Fortune Cookies
Kung Hei Fat Choi (恭喜發財)! Happy Chinese Year of the Horse! Fortune cookies, although very Chinese in vibe, actually have very little to do with China.
As far back as the 19th century, a cookie very similar in appearance to the modern fortune cookie was made in Kyoto, Japan. The Japanese version of the cookie contains a fortune, but the small slip of paper is wedged into the bend of the cookie rather than placed inside the hollow portion. This kind of cookie is called tsujiura senbei (辻占煎餅) and is still sold in some regions of Japan.
Despite a competing claim from David Jung, founder of the Hong Kong Noodle Company in Los Angeles, Makoto Hagiwara of Golden Gate Park’s Japanese Tea Garden in San Francisco is reported to have been the first person in the United States to have served customers the modern version of the so-called “fortune cookie” when he did so at the tea garden in the 1890s or early 1900s. Those fortune cookies were made by a San Francisco bakery, Benkyodo.


Fortune cookies (typically made with a base of flour, sugar, vanilla and sesame oil) moved from being a confection dominated by Japanese-Americans to one dominated by Chinese-Americans sometime around World War II. This may have occurred because of the Japanese American internment during World War II, which forcibly put 100,000 Japanese-Americans in internment camps, including those who had produced fortune cookies. This gave an opportunity for Chinese-American manufacturers to become dominant.
Today, more than 3 billion fortune cookies are made each year globally, most of them consumed in the United States as a novelty treat served after meals at Chinese restaurants.


The largest manufacturer of the cookies is Wonton Food, Inc., headquartered in Brooklyn, New York. They make more than 4.5 million fortune cookies per day.
And what about the fortunes themselves?
Since 2017, James Wong, whose family founded Wonton Food, has written fortunes for the company, which has a database of more than 10,000 messages. In a 2019 interview with the BBC, Wong said it can be challenging to write universally pleasing and uplifting sentiments.
“We need to bring happy messages. We want to make people feel good,” he said, “and, there’s always an expectation of some type of fortune-telling”.
He has become expert in the wily craft of ambiguous messaging whereby just about anything can be interpreted favourably by the reader. Over the years, the inspiration for Wonton Foods’ fortunes have come from diverse sources, ranging from Chinese proverbs to New York City subway signs, and the company has outsourced some fortune writing to freelance writers as well.

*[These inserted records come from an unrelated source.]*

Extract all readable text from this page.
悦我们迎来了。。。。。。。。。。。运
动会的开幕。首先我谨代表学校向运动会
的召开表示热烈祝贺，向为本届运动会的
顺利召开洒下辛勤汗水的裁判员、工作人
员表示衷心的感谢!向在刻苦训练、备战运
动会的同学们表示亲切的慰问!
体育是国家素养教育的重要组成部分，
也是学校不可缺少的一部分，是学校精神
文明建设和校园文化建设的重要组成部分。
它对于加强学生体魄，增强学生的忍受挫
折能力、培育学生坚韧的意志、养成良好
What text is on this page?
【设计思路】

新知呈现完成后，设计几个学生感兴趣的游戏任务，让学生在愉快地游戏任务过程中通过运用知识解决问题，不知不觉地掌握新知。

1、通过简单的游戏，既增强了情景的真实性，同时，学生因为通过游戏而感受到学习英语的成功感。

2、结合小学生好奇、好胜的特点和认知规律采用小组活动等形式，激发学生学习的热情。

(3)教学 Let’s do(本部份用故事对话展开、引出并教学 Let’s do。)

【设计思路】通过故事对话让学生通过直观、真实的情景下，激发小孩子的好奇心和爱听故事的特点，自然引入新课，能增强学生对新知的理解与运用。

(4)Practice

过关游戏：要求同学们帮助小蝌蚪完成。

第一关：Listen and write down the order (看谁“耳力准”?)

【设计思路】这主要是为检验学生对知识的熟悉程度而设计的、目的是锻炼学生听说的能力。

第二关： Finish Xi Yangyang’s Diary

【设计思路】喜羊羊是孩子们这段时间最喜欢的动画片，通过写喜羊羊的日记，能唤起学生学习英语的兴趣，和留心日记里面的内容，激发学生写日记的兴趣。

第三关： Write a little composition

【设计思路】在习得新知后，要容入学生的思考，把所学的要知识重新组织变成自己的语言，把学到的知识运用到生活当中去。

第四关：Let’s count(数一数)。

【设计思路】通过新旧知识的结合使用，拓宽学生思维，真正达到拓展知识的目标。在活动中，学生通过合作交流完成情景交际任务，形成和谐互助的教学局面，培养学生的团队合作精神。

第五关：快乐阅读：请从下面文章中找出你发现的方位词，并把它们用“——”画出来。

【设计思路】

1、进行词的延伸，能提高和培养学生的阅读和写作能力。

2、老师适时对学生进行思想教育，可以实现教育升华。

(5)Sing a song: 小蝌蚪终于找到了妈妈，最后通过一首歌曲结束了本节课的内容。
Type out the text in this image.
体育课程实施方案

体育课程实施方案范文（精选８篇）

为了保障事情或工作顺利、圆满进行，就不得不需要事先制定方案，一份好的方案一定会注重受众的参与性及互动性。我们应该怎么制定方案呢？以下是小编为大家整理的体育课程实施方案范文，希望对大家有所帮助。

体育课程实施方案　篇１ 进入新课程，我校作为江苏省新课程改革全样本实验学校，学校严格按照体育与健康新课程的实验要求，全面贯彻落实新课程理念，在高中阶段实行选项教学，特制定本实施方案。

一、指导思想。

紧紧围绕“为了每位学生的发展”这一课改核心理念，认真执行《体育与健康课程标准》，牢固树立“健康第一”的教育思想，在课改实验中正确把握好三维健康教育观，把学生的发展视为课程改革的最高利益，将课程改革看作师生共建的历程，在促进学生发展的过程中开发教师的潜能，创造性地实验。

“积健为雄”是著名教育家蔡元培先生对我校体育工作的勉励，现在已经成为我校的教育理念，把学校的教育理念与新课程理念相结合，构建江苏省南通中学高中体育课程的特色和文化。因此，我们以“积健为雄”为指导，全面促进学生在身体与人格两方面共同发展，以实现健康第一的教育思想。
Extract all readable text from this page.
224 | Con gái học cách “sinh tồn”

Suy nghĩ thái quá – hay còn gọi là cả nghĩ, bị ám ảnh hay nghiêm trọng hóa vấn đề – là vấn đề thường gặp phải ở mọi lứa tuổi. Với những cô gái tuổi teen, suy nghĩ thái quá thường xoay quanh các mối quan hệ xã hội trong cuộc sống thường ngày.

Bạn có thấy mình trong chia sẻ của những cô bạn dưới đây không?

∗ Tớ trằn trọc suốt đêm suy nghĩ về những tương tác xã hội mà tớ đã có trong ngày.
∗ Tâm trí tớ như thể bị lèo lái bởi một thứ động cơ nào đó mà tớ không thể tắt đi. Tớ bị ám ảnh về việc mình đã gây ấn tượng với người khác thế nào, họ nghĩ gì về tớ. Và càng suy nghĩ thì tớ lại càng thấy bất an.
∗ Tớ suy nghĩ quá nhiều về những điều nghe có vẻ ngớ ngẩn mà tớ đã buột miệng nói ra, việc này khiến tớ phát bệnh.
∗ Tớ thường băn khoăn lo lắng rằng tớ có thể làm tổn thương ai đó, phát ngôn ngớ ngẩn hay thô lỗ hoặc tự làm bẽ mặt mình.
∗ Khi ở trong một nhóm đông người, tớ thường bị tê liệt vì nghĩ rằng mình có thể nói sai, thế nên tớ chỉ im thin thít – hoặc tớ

Custom fortune cookies have also emerged over the decades, offering personalised, targeted or funny messages. They’ve been vehicles for everything from marriage proposals to political slogans. “You’ll be called to execute good judgement. Vote KENNEDY,” read a 1968 cookie message from Robert F. Kennedy’s presidential campaign.
The humble fortune cookie continues to evolve, and in the end, not knowing what’s in store for us is exactly what makes them such a treat.